I was excited and intimidated about getting my permit when I turned sixteen. I had taken driver's ed, the book work at school, played on the simulator, watched all the movies with wrecks and passed the test. Dad drove me over to Mercer shortly after my birthday. I had the little piece of cardboard paper allowing me behind the wheel of our Nova with a licensed driver next to me.
My mom continued to renew her driver's license, but she never drove. She became much too anxious. She drove the year before, on our trip to Wyoming, at fifty five miles an hour with her head and neck so stiff with fear that my dad really didn't get the rest he needed from driving. That was the last time she ever drove, ever. So Mom would not be the one in the passenger seat while I learned.
I didn't drive home from Mercer, like some of my friends were allowed to do. Dad, though, did have me drive to the school to practice. I turned the right corners fine, but pulling into School Street as a left hand turn proved to be more difficult than I anticipated. I managed somehow to get that little blue Nova up over an eight inch curb, bending the no parking sign. The funny thing is that sign is still there and still bent. Now the world can know.

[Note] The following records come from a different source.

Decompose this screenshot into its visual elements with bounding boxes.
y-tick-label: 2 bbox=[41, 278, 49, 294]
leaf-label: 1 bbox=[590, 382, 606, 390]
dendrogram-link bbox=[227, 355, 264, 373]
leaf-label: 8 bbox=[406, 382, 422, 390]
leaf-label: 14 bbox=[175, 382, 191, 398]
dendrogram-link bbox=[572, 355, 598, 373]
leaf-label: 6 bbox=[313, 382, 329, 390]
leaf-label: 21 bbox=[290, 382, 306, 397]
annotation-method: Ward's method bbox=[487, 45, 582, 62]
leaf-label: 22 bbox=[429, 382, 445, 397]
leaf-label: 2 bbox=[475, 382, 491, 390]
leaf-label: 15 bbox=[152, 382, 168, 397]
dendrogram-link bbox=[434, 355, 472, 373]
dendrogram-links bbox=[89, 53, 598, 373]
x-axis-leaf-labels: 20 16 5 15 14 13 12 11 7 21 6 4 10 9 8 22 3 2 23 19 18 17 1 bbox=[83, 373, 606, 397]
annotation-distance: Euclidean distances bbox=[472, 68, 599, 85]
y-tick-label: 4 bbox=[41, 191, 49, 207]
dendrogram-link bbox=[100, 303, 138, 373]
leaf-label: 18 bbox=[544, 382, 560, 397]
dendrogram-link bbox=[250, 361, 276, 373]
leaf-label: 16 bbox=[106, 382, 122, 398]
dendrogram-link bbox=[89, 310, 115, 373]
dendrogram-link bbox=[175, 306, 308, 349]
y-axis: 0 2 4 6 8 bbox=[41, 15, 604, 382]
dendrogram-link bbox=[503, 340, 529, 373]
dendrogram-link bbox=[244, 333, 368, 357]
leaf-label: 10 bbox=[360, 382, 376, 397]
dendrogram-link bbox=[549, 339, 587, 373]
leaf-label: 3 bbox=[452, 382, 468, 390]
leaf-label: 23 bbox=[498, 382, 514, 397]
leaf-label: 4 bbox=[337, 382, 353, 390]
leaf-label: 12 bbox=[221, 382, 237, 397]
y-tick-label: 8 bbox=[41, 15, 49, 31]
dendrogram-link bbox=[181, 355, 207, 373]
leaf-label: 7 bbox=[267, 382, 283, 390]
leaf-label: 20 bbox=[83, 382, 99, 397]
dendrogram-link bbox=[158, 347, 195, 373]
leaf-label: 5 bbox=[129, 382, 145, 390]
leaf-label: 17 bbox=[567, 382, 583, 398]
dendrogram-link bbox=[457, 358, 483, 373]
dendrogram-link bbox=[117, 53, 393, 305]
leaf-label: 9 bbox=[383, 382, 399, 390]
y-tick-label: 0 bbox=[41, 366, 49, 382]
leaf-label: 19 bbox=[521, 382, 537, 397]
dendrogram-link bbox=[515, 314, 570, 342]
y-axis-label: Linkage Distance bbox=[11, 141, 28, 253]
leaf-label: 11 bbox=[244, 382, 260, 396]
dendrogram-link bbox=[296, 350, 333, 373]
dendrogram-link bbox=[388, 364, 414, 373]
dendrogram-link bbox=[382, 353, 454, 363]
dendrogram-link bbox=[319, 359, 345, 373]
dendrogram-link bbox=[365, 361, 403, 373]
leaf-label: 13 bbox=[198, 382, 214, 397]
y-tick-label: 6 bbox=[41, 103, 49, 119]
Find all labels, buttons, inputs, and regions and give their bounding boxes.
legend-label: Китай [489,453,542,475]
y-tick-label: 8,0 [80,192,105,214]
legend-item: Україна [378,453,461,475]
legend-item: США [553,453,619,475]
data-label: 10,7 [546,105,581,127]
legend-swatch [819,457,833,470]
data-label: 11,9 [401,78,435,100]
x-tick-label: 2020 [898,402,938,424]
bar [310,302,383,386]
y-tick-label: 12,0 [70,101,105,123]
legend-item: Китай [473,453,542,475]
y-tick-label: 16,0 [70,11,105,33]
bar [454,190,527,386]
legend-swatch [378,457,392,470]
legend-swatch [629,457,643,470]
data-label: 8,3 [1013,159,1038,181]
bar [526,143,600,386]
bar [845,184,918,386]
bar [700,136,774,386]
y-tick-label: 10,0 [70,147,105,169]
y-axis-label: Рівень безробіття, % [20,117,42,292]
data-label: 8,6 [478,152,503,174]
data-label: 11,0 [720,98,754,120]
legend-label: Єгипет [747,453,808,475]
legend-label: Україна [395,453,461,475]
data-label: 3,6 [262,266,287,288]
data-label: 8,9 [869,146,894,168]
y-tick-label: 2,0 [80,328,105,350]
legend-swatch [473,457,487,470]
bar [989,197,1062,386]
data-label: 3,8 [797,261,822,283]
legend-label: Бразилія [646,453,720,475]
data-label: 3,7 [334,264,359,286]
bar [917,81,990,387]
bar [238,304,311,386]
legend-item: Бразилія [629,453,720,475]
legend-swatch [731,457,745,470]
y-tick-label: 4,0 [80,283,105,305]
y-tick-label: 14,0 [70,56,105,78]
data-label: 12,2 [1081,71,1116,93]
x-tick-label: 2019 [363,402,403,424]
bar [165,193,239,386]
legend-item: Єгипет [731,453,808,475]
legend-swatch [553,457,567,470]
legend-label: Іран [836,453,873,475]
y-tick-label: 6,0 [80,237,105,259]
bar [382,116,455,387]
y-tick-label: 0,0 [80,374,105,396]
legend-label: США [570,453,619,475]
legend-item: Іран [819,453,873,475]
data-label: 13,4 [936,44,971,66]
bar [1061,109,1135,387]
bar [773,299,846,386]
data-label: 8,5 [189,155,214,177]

My dad remained calm. I guess as a practiced instructor of three other teens, he took it all in stride. In the school parking lot, after we somehow got off the curb- I really don't remember how we did disengage the car-I plowed into the fence at the foot ball field. Again, Dad didn't get rattled, quietly instructed me to back up and try again.
We then gave the lessons a break for about a month. Then we drove over to Mercer, going down the big hill on 318 by the Wilson farm. He guided me into gears and we made it down. I went off the road once, just one tire, but I gently returned to the highway. Summer time driving in the country filled me with freedom after my initial nervousness. Dad comfortably relaxed in the seat next to me or so he appeared.
I looked back and wondered how Dad remained peacefully calm, after I rode with my daughters learning to drive. I felt chest pain, imaging that heart attack from anxiety. I reminded myself, if I'm relaxed (or limp) I won't get hurt as much in a collision. I knew though I couldn't close my eyes. I had many sharp intakes of air like my mother used to do.
One day after weeks of practicing driving, three point turns at Farrell High School and parallel parking, I drove over to Mercer to have a state trooper get into the passenger side. I felt confident, but still the officers are stern, not chattering. I listened to his directions with no mishaps. I passed, obtaining another paper with my information on it, that I could drive by myself.
In August after my Vo-Tech stint, I took a week of in car driver's ed with Mr. V. We drove to New Castle, Youngstown, Mercer on the interstate. We went in circles practicing the clover leaf, entering and exiting the interstate. Every once in a while, the brakes left our control, as Mr. V. pushed his bar to brake us. Usually three students shared this driving experience, two learning in the back as we waited our rotation to drive. We couldn't listen to the cool FM stations, because Mr. V. insisted on "live radio." We couldn't explain to him that the live radio played records, too. No it was WFMJ or WKBN AM only that got air play in the driver's ed car. We ate lunch at McDonald's. We took all day to get our driving time in.
Like my sisters and brother before me, I crashed into our wooden garage door backing out. When we first moved there, Mr. Boal rented a side of the old stone garage. I believe by mutual agreement, he decided it was safer to park on Haywood Street or the church parking lot behind his house. We needed two cars with teen aged drivers.
That first summer of driving I cherish a freedom limited by the eleven o'clock curfew and if we were allowed to have the car. All our parents seemed generous lending us a vehicle, as we drove to the Mall, the park, McDonald's on State Street, where everyone hung out. My husband, not growing up in this area, still does not understand the driving around Buhl Park. I can't explain the right of passage, the element of growing up, finding dates and friends, the freedom of rolled down windows on a clear summer evening and blaring your music, singing with your friends in the car. The car equaled freedom, when you could fill up for a dollar- yes, a dollar.